Attorney General Ken Paxton won the Texas Republican Senate primary runoff Tuesday, defeating incumbent Sen. John Cornyn by nearly 30 percentage points in a landslide victory that demonstrated President Trump's continued grip on GOP politics in the state.
Cornyn, who has represented Texas in the Senate for more than two decades, conceded the race and said he would support Paxton in the general election. The president endorsed Paxton ahead of Tuesday's vote, a boost that proved decisive in the final days of the campaign.
Paxton will face Democratic nominee James Talarico this November in what political observers are calling one of the nation's most competitive Senate races. Texas has not elected a Democrat to statewide office since 1994.
What the Left Is Saying
Democratic strategists see Paxton's nomination as an opportunity they did not have with Cornyn, arguing that his legal and ethical troubles make him vulnerable in a general election. Rottinghaus noted that national Republicans are already concerned about having to divert resources to defend Texas.
"For a lot of voters, the first thing they will know about Ken Paxton will be something negative," Rottinghaus said during PBS NewsHour analysis. "That's not a great stepping-off point."
Talarico, a former middle school teacher and current state legislator, has centered his campaign on kitchen-table issues including healthcare costs, public education funding, and economic opportunity. Supporters argue that despite Texas's Republican leanings, Paxton's baggage creates an opening for Democrats to make inroads with suburban voters and infrequent voters who could be mobilized by the right candidate and message.
The Talarico campaign has signaled it will focus on drawing contrast between its nominee's clean record and Paxton's history of legal troubles. However, Rottinghaus cautioned that Texas's structural advantages for Republicans remain significant, noting that even if Talarico finds effective messaging, "if it's a straight-up fight between Republicans and Democrats, Republicans have the edge."
What the Right Is Saying
Republicans celebrated Paxton's victory as validation of Trump's continued influence over the party base. Cornyn himself acknowledged the outcome with characteristic party loyalty.

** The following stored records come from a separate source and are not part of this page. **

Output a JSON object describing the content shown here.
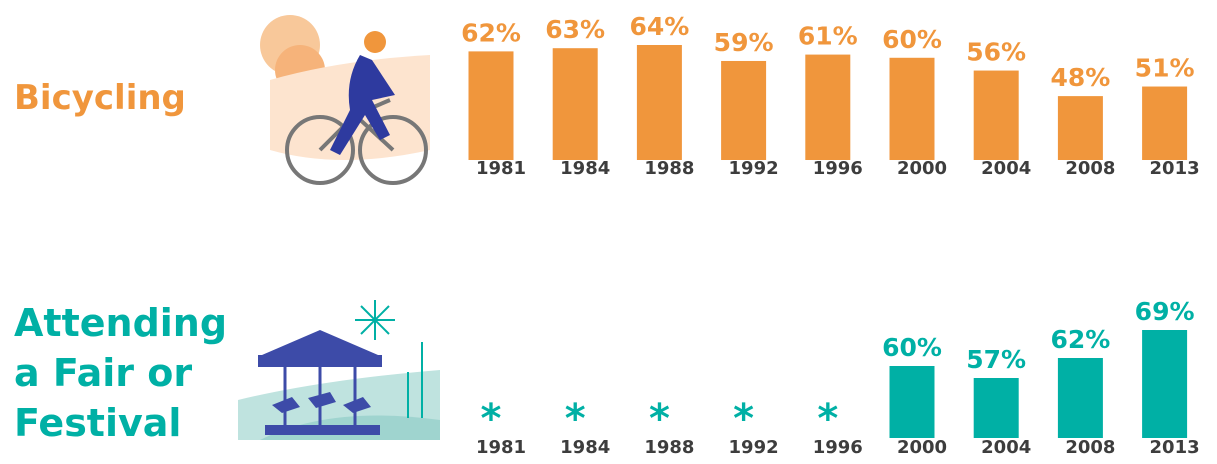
{
  "chart_data": [
    {
      "type": "bar",
      "title": "Bicycling",
      "color": "#f0963c",
      "categories": [
        "1981",
        "1984",
        "1988",
        "1992",
        "1996",
        "2000",
        "2004",
        "2008",
        "2013"
      ],
      "values": [
        62,
        63,
        64,
        59,
        61,
        60,
        56,
        48,
        51
      ],
      "value_labels": [
        "62%",
        "63%",
        "64%",
        "59%",
        "61%",
        "60%",
        "56%",
        "48%",
        "51%"
      ],
      "ylim": [
        28,
        64
      ]
    },
    {
      "type": "bar",
      "title": "Attending a Fair or Festival",
      "color": "#00b0a5",
      "categories": [
        "1981",
        "1984",
        "1988",
        "1992",
        "1996",
        "2000",
        "2004",
        "2008",
        "2013"
      ],
      "values": [
        null,
        null,
        null,
        null,
        null,
        60,
        57,
        62,
        69
      ],
      "value_labels": [
        "*",
        "*",
        "*",
        "*",
        "*",
        "60%",
        "57%",
        "62%",
        "69%"
      ],
      "ylim": [
        42,
        69
      ]
    }
  ]
}
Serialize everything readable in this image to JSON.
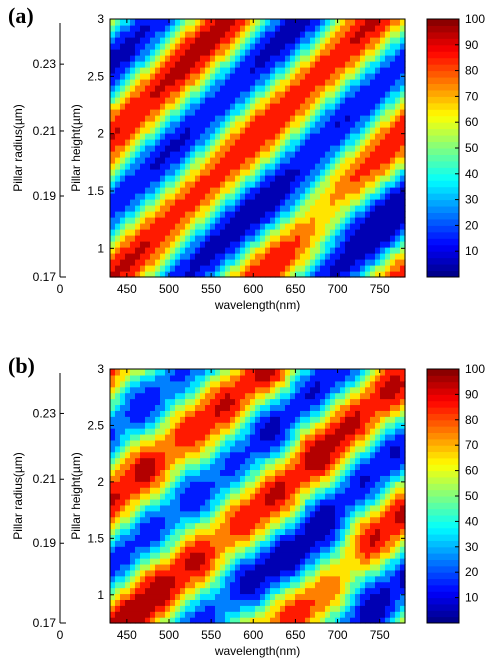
{
  "chart_data": [
    {
      "type": "heatmap",
      "panel_label": "(a)",
      "title": "",
      "xlabel": "wavelength(nm)",
      "ylabel": "Pillar height(µm)",
      "ylabel_outer": "Pillar radius(µm)",
      "xlim": [
        430,
        780
      ],
      "ylim": [
        0.75,
        3.0
      ],
      "x_ticks": [
        450,
        500,
        550,
        600,
        650,
        700,
        750
      ],
      "y_ticks": [
        1,
        1.5,
        2,
        2.5,
        3
      ],
      "y_ticks_outer": [
        "0.17",
        "0.19",
        "0.21",
        "0.23"
      ],
      "outer_origin_label": "0",
      "colorbar": {
        "min": 0,
        "max": 100,
        "ticks": [
          10,
          20,
          30,
          40,
          50,
          60,
          70,
          80,
          90,
          100
        ]
      },
      "colormap": "jet",
      "contour_levels": [
        10,
        20,
        30,
        40,
        50,
        60,
        70,
        80,
        90
      ],
      "grid": false
    },
    {
      "type": "heatmap",
      "panel_label": "(b)",
      "title": "",
      "xlabel": "wavelength(nm)",
      "ylabel": "Pillar height(µm)",
      "ylabel_outer": "Pillar radius(µm)",
      "xlim": [
        430,
        780
      ],
      "ylim": [
        0.75,
        3.0
      ],
      "x_ticks": [
        450,
        500,
        550,
        600,
        650,
        700,
        750
      ],
      "y_ticks": [
        1,
        1.5,
        2,
        2.5,
        3
      ],
      "y_ticks_outer": [
        "0.17",
        "0.19",
        "0.21",
        "0.23"
      ],
      "outer_origin_label": "0",
      "colorbar": {
        "min": 0,
        "max": 100,
        "ticks": [
          10,
          20,
          30,
          40,
          50,
          60,
          70,
          80,
          90,
          100
        ]
      },
      "colormap": "jet",
      "contour_levels": [
        10,
        20,
        30,
        40,
        50,
        60,
        70,
        80,
        90
      ],
      "grid": false
    }
  ]
}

"There's a simple rule in elections," Cornyn said in his concession remarks. "The candidate who gets the most votes wins. The party in the majority gets to govern. And my hope is to keep my party in power for generations."
Trump appeared via video at a Paxton campaign event, reinforcing the alliance between the two political survivors. Paxton called Trump's endorsement "the most powerful force in politics" and pledged to work with the president in the Senate.
Conservative commentators have framed Paxton's survival of impeachment, indictment, and FBI scrutiny as evidence that voters prioritize policy positions over personal controversies. Supporters argue that Paxton's outsider status and willingness to fight federal government overreach resonates with the GOP base in a way that Cornyn's more institutional style did not.
"You're seeing scandals not matter as much as they used to," Rottinghaus observed, noting that Paxton turned his legal troubles into a loyalty test rather than a liability. Party strategists are confident that November's electoral map and Texas's size favor the Republican nominee regardless of his personal history.
What the Numbers Show
Paxton's margin of victory was approximately 30 percentage points over Cornyn, a significant departure from initial expectations that the race would be competitive. The result suggests Trump endorsement proved decisive in the final stretch of the runoff campaign.
Cornyn served four terms in the Senate representing Texas, first elected in 2002. He previously served as Texas attorney general and Texas Railroad Commission chairman.
Texas has not elected a Democrat to statewide office since 1994, when voters chose Ann Richards for governor. The state has voted Republican in every presidential election since 1980.
Paxton was impeached by the Texas House in May 2023 on charges including bribery and unfitness for office, though the Senate acquitted him following a trial. He faced securities fraud charges earlier in his career and has been subject to ongoing FBI investigation related to alleged abuse of power.
Texas is the nation's second-largest state by population with approximately 30 million residents, making statewide campaigns extraordinarily expensive. The Cook Political Report rates the race as Lean Republican.
The Bottom Line
Tuesday's result marks a significant realignment in Texas Republican politics, signaling the end of the Bush-era conservative coalition that dominated state politics for decades. Paxton's victory demonstrates Trump's continued ability to reshape the GOP electorate even in a state he won comfortably.
The general election will test whether Democrats can capitalize on Paxton's vulnerabilities or whether Texas's structural advantages for Republicans remain insurmountable. National party strategists from both sides are expected to pour significant resources into the race, which could determine control of the Senate.
For now, Talarico faces the difficult task of building a coalition that has not succeeded in statewide races for three decades while contending with an opponent backed by the full weight of the Republican Party and the sitting president. The outcome will be closely watched as a barometer of whether Texas's political landscape is genuinely shifting or remains firmly in Republican hands.
Voters should expect an expensive, contentious race through November with implications extending far beyond the Lone Star State.